Sehubungan dengan itu, Umar bin Khatab berkata:
وَلاَ تَدْخُلُوا عَلَى الْمُشْرِكِينَ فِى كَنَائِسِهِمْ يَوْمَ عِيدِهِمْ فَإِنَّ السُّخْطَةَ تَنْزِلُ عَلَيْهِمْ
“Janganlah kalian mengunjungi kaum musyrikin di gereja-gereja (rumah-rumah ibadah) mereka pada hari besar mereka karena sesungguhnya kemurkaan Allah akan turun atas mereka.” HR. Al-Baihaqi, as-Sunan al-Kubra, IX:234, No. 19.333
Dalam riwayat lain, Umar berkata:
اجْتَنِبُوا أَعْدَاءَ اللَّهِ فِى عِيدِهِمْ
“Hindarilah musuh-musuh Allah pada momentum hari-hari besar mereka.” HR. Al-Baihaqi, as-Sunan al-Kubra, IX:234, No. 19.334
عَنْ عَبْدِ اللهِ بْنِ عَمْرِو بْنِ الْعَاصِ أَنَّهُ قَالَ: مَنْ نَشَأَ فِي بِلَادِ الْأَعَاجِمِ فَصَنَعَ نَوْرُوزَهُمْ , وَمَهْرَجَانَهُمْ , وَتَشَبَّهَ بِهِمْ حَتَّى يَمُوتَ وَهُوَ كَذَلِكَ حُشِرَ مَعَهُمْ يَوْمَ الْقِيَامَةِ
Dari Abdullah bin Amr bin Al-Ash Ra., ia berkata, “Barangsiapa berdiam di negeri-negeri orang asing, lalu membuat tahun baru dan festival seperti mereka serta menyerupai mereka hingga dia mati dalam kondisi demikian, maka kelak dia akan dikumpulkan pada hari kiamat bersama mereka.” HR. Al-Baihaqi, Syu’abul Iman, juz 12, hlm. 19
Sehubungan dengan itu, Rasulullah saw. bersabda:
مَنْ تَشَبَّهَ بِقَوْمٍ فَهُوَ مِنْهُم
“Barangsiapa yang menyerupai suatu kaum, maka ia termasuk golongan mereka.” HR. Abu Dawud
Maksud hadis di atas adalah larangan menyerupai suatu kaum, baik ibadahnya, adat-istiadatnya, juga gaya hidupnya.
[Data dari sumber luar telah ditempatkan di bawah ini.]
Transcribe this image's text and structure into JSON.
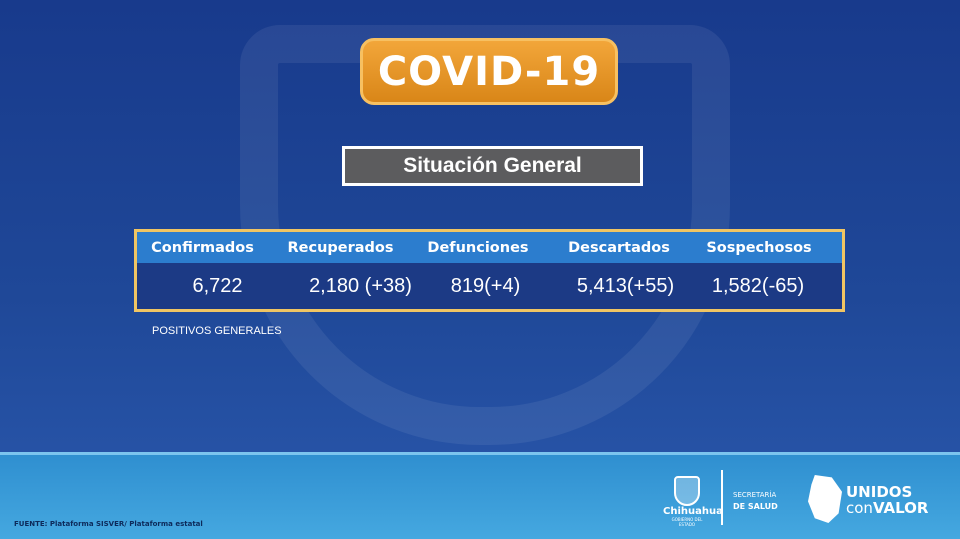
{
  "title": "COVID-19",
  "subtitle": "Situación General",
  "table": {
    "headers": [
      "Confirmados",
      "Recuperados",
      "Defunciones",
      "Descartados",
      "Sospechosos"
    ],
    "values": [
      "6,722",
      "2,180 (+38)",
      "819(+4)",
      "5,413(+55)",
      "1,582(-65)"
    ]
  },
  "note": "POSITIVOS GENERALES",
  "footer": {
    "source": "FUENTE: Plataforma SISVER/ Plataforma estatal",
    "logo_chihuahua": "Chihuahua",
    "logo_gobierno": "GOBIERNO DEL ESTADO",
    "secretaria_line1": "SECRETARÍA",
    "secretaria_line2": "DE SALUD",
    "unidos_line1": "UNIDOS",
    "unidos_con": "con",
    "unidos_valor": "VALOR"
  },
  "colors": {
    "accent_orange": "#e39427",
    "table_border": "#f0c563",
    "header_blue": "#2c7dce",
    "background": "#1f4898"
  }
}
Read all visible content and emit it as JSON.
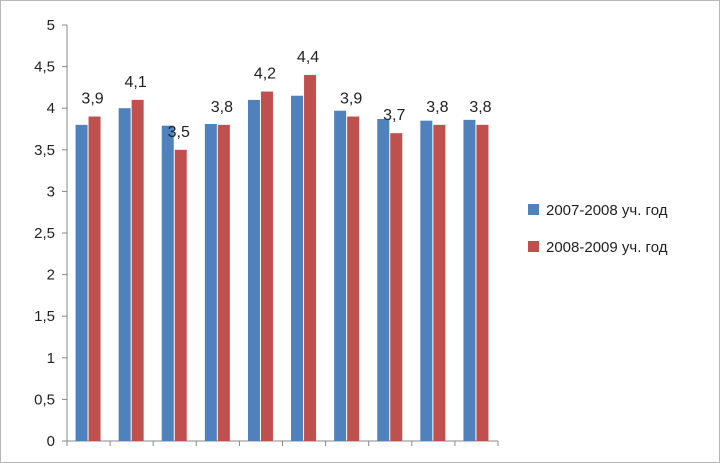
{
  "chart_data": {
    "type": "bar",
    "categories": [
      "",
      "",
      "",
      "",
      "",
      "",
      "",
      "",
      "",
      ""
    ],
    "series": [
      {
        "name": "2007-2008 уч. год",
        "color": "#4F81BD",
        "values": [
          3.8,
          4.0,
          3.79,
          3.81,
          4.1,
          4.15,
          3.97,
          3.87,
          3.85,
          3.86
        ]
      },
      {
        "name": "2008-2009 уч. год",
        "color": "#C0504D",
        "values": [
          3.9,
          4.1,
          3.5,
          3.8,
          4.2,
          4.4,
          3.9,
          3.7,
          3.8,
          3.8
        ]
      }
    ],
    "data_labels": [
      "3,9",
      "4,1",
      "3,5",
      "3,8",
      "4,2",
      "4,4",
      "3,9",
      "3,7",
      "3,8",
      "3,8"
    ],
    "y_ticks": [
      "0",
      "0,5",
      "1",
      "1,5",
      "2",
      "2,5",
      "3",
      "3,5",
      "4",
      "4,5",
      "5"
    ],
    "ylim": [
      0,
      5
    ],
    "y_step": 0.5,
    "title": "",
    "xlabel": "",
    "ylabel": "",
    "grid": false,
    "legend_position": "right"
  }
}
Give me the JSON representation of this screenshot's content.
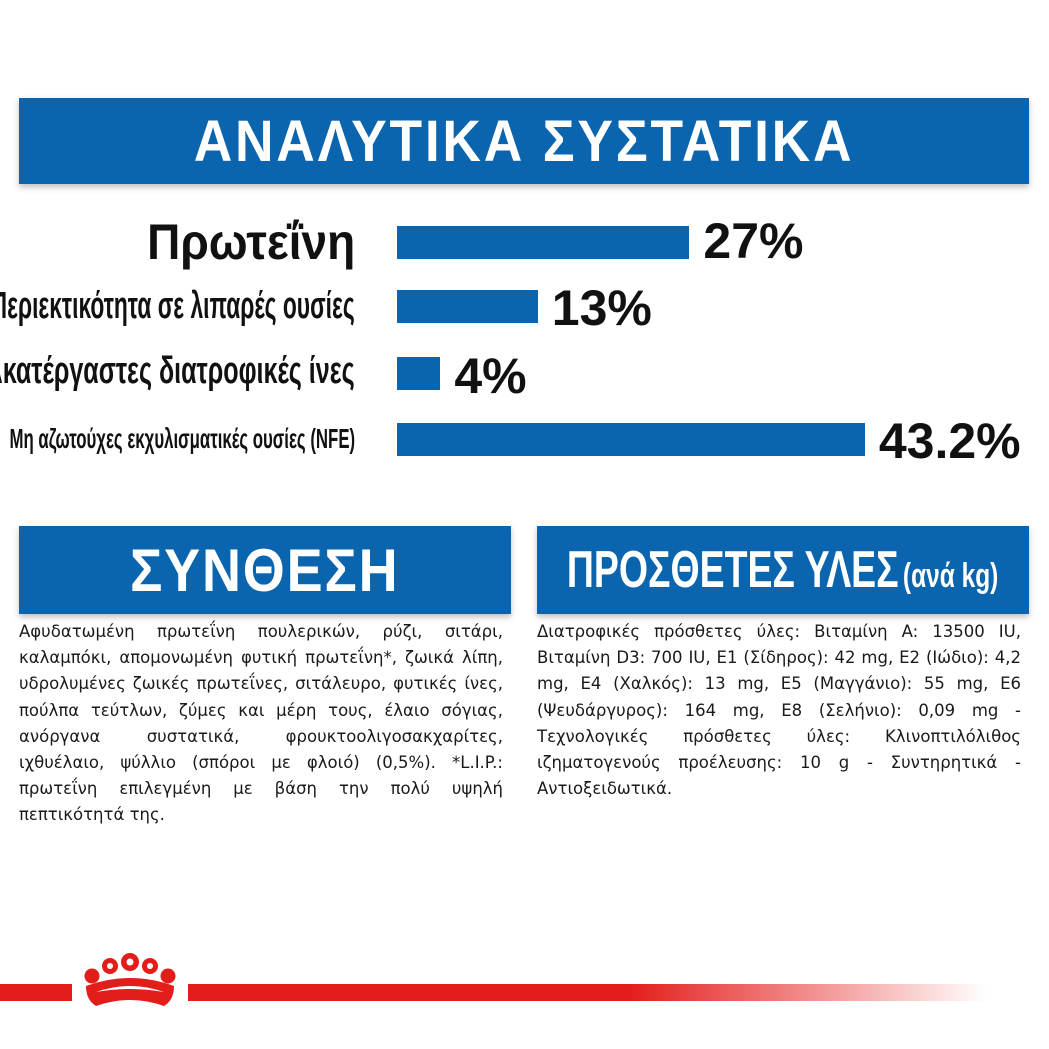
{
  "header": {
    "title": "ΑΝΑΛΥΤΙΚΑ ΣΥΣΤΑΤΙΚΑ"
  },
  "nutrients": [
    {
      "label": "Πρωτεΐνη",
      "value": 27,
      "display": "27%"
    },
    {
      "label": "Περιεκτικότητα σε λιπαρές ουσίες",
      "value": 13,
      "display": "13%"
    },
    {
      "label": "Ακατέργαστες διατροφικές ίνες",
      "value": 4,
      "display": "4%"
    },
    {
      "label": "Μη αζωτούχες εκχυλισματικές ουσίες (NFE)",
      "value": 43.2,
      "display": "43.2%"
    }
  ],
  "composition": {
    "title": "ΣΥΝΘΕΣΗ",
    "text": "Αφυδατωμένη πρωτεΐνη πουλερικών, ρύζι, σιτάρι, καλαμπόκι, απομονωμένη φυτική πρωτεΐνη*, ζωικά λίπη, υδρολυμένες ζωικές πρωτεΐνες, σιτάλευρο, φυτικές ίνες, πούλπα τεύτλων, ζύμες και μέρη τους, έλαιο σόγιας, ανόργανα συστατικά, φρουκτοολιγοσακχαρίτες, ιχθυέλαιο, ψύλλιο (σπόροι με φλοιό) (0,5%). *L.I.P.: πρωτεΐνη επιλεγμένη με βάση την πολύ υψηλή πεπτικότητά της."
  },
  "additives": {
    "title": "ΠΡΟΣΘΕΤΕΣ ΥΛΕΣ",
    "unit": "(ανά kg)",
    "text": "Διατροφικές πρόσθετες ύλες: Βιταμίνη A: 13500 IU, Βιταμίνη D3: 700 IU, E1 (Σίδηρος): 42 mg, E2 (Ιώδιο): 4,2 mg, E4 (Χαλκός): 13 mg, E5 (Μαγγάνιο): 55 mg, E6 (Ψευδάργυρος): 164 mg, E8 (Σελήνιο): 0,09 mg - Τεχνολογικές πρόσθετες ύλες: Κλινοπτιλόλιθος ιζηματογενούς προέλευσης: 10 g - Συντηρητικά - Αντιοξειδωτικά."
  },
  "colors": {
    "brand_blue": "#0a64ae",
    "brand_red": "#e31d1a"
  },
  "footer": {
    "logo_icon": "royal-canin-crown-icon"
  }
}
At-Tasyabbuh secara bahasa berarti meniru atau mencontoh, menjalin atau mengaitkan diri, dan mengikuti.
Tasyabbuh yang dilarang dalam Al-Quran dan As-Sunnah secara syari’i adalah menyerupai orang-orang kafir dalam segala bentuk dan sifatnya, baik dalam aqidah, peribadatan, kebudayaan, atau dalam pola tingkah laku yang menunjukan ciri khas mereka.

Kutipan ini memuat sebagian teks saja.